Over the past month, prices have fallen about 2.9 percent, driven by seasonal demand slowdowns and steady OPEC+ policies.
U.S. inventories provided mixed signals, with a larger-than-expected draw of 1.93 million barrels the prior week, yet failing to lift prices amid surplus fears. Trading volumes remained subdued entering the new year, with futures reflecting caution ahead of OPEC+ reaffirmations to hold output steady through Q1.
Venezuelan output prospects
Prospects of higher Venezuelan production weighed heavily on prices, following U.S. actions including the capture of President Nicolas Maduro and potential sanctions relief.

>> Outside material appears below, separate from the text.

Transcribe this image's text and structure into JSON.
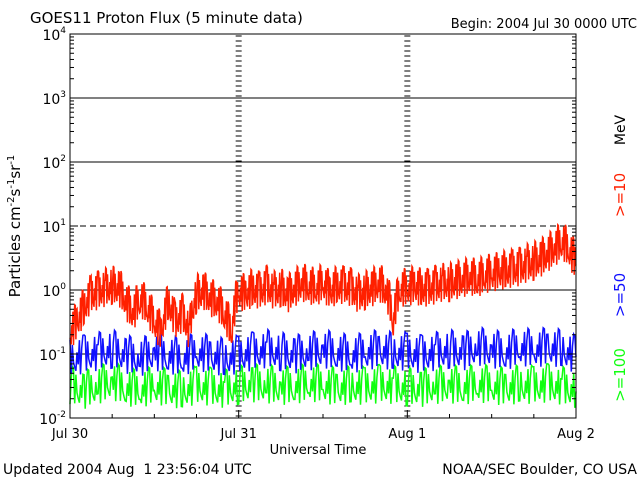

Analysts at Kpler forecast output could rise by 100,000-150,000 barrels per day (bpd) short-term, reaching 1 million bpd soon, and up to 1.2 million bpd by year-end with upgrader restarts like Petrocedeno and Petropiar. Venezuela, holding the world’s largest proven reserves, currently produces under 1 million bpd, less than 1 percent of global supply, limiting immediate impacts.
The White House urged U.S. firms to aid revival for asset compensation, potentially reshaping heavy crude flows to U.S. Gulf Coast refineries. However, Emirates NBD noted high uncertainty, predicting localized volatility rather than major market shifts in Q1.
Ample supply outlook
Global supply abundance dominated sentiment, with non-OPEC producers like the U.S. hitting near-record output at 13.83 million bpd recently. OPEC+, led by Saudi Arabia, reaffirmed steady Q1 production on January 4, pausing hikes amid a projected 3.8 million bpd surplus per IEA estimates. U.S. shale growth, Guyana expansions, and prior OPEC boosts in 2025 exacerbated the glut, outweighing demand recovery in China.
Forecasts point to further easing, with ABN Amro and Capital Economics eyeing Brent at $55 per barrel in 2026. The EIA anticipates U.S. oil averaging $51 this year, down from $65 in 2025, signaling cheapest gas prices in years.
U.S. intervention in Venezuela sparked initial stock gains for oil firms but failed to sustain price rallies, as supply fears prevailed. Tensions with Iran and Russia-Ukraine flare-ups lingered, yet markets dismissed disruptions given ample buffers. Maduro’s ouster briefly lifted futures—WTI to $57.43, Brent to $60.92 on January 4—but gains evaporated.
Broader risks, including Black Sea strikes, added volatility, but surplus outlooks capped upside.